Nein, das haben wir nicht. Unsere frauen und töchter schliefen in betten gleich dem, in dem Marie Antoinette, das unglückliche kaiserkind in Trianon, von glanz, glück und pracht geträumt hat. Der herr fleischhauermeister blickte mit stolz auf ein altdeutsches sofa, dessen motive der wandvertäfelung des prunkzimmers im rathaus zu Bremen entnommen waren und eine kombination eines stückchens derselben – die ganze vertäfelung hätte sich ja zu teuer gestellt – mit einer gepolsterten truhe bildeten. Und im salon eines wohlhabenden börsianers rekeln sich die gäste in fauteuils, die vollständig jenem gleichen, von dem aus einst Napoleon der welt seine gesetze diktiert hat. Sogar das kaiserliche „N“ darf nicht fehlen. Und doch hat der korse diesen thron nur einmal benützt, sonst haben er und seine gäste sich mit weniger anspruchsvollen möbeln begnügt.

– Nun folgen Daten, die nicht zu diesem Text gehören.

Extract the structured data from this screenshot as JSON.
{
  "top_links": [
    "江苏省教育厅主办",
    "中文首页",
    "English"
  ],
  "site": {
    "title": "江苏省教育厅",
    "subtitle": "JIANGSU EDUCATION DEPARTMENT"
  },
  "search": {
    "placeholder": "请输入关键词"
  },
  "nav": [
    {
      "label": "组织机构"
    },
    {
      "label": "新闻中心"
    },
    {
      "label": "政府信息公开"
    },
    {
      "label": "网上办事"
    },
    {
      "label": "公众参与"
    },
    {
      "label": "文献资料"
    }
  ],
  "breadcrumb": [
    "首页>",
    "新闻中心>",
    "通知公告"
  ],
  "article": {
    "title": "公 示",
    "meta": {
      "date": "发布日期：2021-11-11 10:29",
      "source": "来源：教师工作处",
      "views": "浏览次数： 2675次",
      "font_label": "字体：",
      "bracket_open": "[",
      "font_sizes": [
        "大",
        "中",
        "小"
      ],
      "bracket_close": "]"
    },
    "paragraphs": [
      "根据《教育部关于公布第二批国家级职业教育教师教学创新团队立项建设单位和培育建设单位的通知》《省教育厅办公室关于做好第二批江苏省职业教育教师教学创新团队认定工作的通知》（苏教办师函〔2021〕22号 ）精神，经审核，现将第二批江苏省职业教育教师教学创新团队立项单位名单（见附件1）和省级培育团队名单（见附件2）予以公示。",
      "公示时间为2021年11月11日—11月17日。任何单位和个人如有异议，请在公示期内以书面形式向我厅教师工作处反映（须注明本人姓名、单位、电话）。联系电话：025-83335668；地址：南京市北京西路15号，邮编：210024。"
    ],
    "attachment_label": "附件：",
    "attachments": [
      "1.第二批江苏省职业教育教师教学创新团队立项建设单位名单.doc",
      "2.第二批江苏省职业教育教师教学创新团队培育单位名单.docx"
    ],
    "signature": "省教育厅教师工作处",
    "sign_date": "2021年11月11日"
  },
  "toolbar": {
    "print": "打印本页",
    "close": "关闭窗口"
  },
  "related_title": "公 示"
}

Warum ist uns aber der wirkliche bürgerliche hausrat so wenig bekannt? Weil unverhältnismäßig wenig davon auf uns gekommen ist. Denn der bürger brauchte seine möbel auf, er benützte sie täglich, und schließlich heizte er damit ein. Für pracht- und prunkzimmer besaß er kein geld. Und wenn doch ein oder das andere stück sich erhalten hatte, so fand sich selten ein museum, das dem alten haustiere ein asyl gewährte.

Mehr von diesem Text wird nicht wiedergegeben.